There's a reflex that says a customer who cancelled is off-limits for a testimonial — that asking someone who just left to say something nice would be awkward at best and tone-deaf at worst. For a customer who churned angry, that's true. But most churn isn't angry. A huge share of cancellations happen for reasons that have nothing to do with dissatisfaction: the company outgrew your tier, a reorg killed the budget, the champion moved to a new role, the project that needed you wrapped up. These customers didn't leave because you failed them. They left because their situation changed — and the value you delivered while they were a customer is still completely real. Writing them off as testimonial sources means throwing away some of the most credible praise you'll ever collect.
The reason a good-terms churned customer makes an unusually strong testimonial is that they have nothing left to gain by flattering you. A current customer's praise always carries a faint whiff of self-interest — they're still paying, still hoping for good support, maybe angling for a discount. Someone who has already left and owes you nothing is a genuinely disinterested witness. When they say the product was excellent, a prospect reads it as the truth precisely because the person had no reason to say it. The trick is knowing which churned customers to ask, and how to ask in a way that honors the fact that they left.

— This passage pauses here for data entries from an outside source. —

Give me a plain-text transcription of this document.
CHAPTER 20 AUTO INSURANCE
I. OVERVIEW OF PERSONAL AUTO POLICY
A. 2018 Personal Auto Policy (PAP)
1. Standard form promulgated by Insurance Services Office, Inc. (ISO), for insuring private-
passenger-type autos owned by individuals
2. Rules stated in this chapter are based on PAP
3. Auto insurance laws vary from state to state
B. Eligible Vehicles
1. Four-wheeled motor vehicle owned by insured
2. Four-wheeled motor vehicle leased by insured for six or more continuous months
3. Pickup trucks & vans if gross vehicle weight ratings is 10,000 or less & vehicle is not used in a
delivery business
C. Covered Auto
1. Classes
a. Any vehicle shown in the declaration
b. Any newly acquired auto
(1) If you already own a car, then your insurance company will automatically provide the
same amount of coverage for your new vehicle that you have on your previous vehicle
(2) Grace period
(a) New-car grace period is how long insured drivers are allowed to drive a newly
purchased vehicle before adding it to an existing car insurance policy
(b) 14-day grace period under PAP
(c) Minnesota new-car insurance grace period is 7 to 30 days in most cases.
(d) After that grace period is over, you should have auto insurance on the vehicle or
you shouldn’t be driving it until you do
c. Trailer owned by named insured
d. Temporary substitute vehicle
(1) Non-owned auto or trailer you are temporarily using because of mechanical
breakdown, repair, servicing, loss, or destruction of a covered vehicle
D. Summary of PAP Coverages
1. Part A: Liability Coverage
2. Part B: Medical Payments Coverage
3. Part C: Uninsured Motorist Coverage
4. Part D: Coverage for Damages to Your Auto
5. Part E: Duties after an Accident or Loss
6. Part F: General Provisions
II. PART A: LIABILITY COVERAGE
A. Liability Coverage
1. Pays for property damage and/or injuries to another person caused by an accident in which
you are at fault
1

Step 1: Separate good-terms churn from bad-terms churn
Before you ask anyone, sort your churn. This is the whole game. A customer who cancelled with a frustrated email, a support escalation, or a "this didn't work for us" is not a candidate — asking them for praise will reopen a wound and rightly annoy them. A customer who cancelled with "this was great, we just don't need it anymore," who thanked your team on the way out, or whose usage was healthy right up to a budget or scope change, is exactly who you want. Look for the signals: a positive or neutral cancellation reason, a clean support history, and — the strongest tell — a warm exit conversation. If you're not sure which category someone falls in, they're not a candidate yet.
Step 2: Ask reasonably soon, while the value is still fresh
The value a churned customer got fades from memory faster than you'd think. Six months after cancelling, the specifics blur — they remember they liked you, but not what you actually did for them, and vague warmth makes a weak testimonial. The window to ask is while the experience is still concrete, usually within a few weeks of the cancellation. This is the same freshness principle that governs every strong testimonial ask, laid out in when is the best moment to ask a customer for a testimonial — the difference with churn is that "soon" also means before any lingering good feeling cools into indifference.
Step 3: Name the good terms explicitly in your ask
Don't pretend they didn't leave. Acknowledging the churn openly is what makes the ask land instead of feeling oblivious. Something like: "I know [Product] wasn't the right fit for where you're headed now, and that's completely fair — but you got real results while you were with us, and I'd love to capture that in a short testimonial if you're open to it." This does two things at once. It signals you're not bitter about the cancellation, which puts them at ease, and it frames the testimonial around the period when the value was real rather than asking them to endorse a product they no longer use. A churned customer is far more comfortable saying "it was great for the two years we used it" than "I recommend it," and the first framing is the honest, usable one.
Step 4: Anchor the testimonial to the period they were a customer
The most common mistake is letting the quote drift into the present tense, where it reads as a recommendation the person can't honestly give anymore. Steer it to the past. Interview them about what the product did while they used it: what problem it solved, what results they saw, what they'd tell a company in the situation they were once in. A testimonial that says "During the three years we used ProofShow, it cut our proof-collection time in half — it was the right tool for that stage of our growth" is both glowing and scrupulously honest. It never claims they're still a customer, so it can never be accused of being misleading, and the specificity of the past-tense results makes it more believable than a generic present-tense rave.
Step 5: Let them approve the framing
Because a churned-customer testimonial lives or dies on getting the framing right, close the loop by drafting it and letting them approve. Tighten what they told you into two or three past-tense sentences in their voice, then send it back: "Here's how I'd capture it — does this feel accurate to your experience?" This matters more than usual here, because the person is sensitive to being portrayed as endorsing something they left. Giving them final sign-off removes that worry entirely and makes them comfortable letting you publish. The broader art of making the request feel light rather than presumptuous is covered in how to ask for a testimonial without sounding desperate or transactional — with a churned customer, the added courtesy is control over exactly how their departure is characterized.
Putting it together
A customer who churned on good terms is not a closed door — they're a uniquely credible witness who happens to no longer need you. Sort the good-terms churn from the bad, ask while the value is still fresh, name the departure openly, anchor the quote to the period they were a customer, and let them approve the framing. Do that and you'll turn a cancellation into one of the most trustworthy testimonials on your site — the kind a prospect believes precisely because the person had every reason to say nothing and chose to say something good anyway.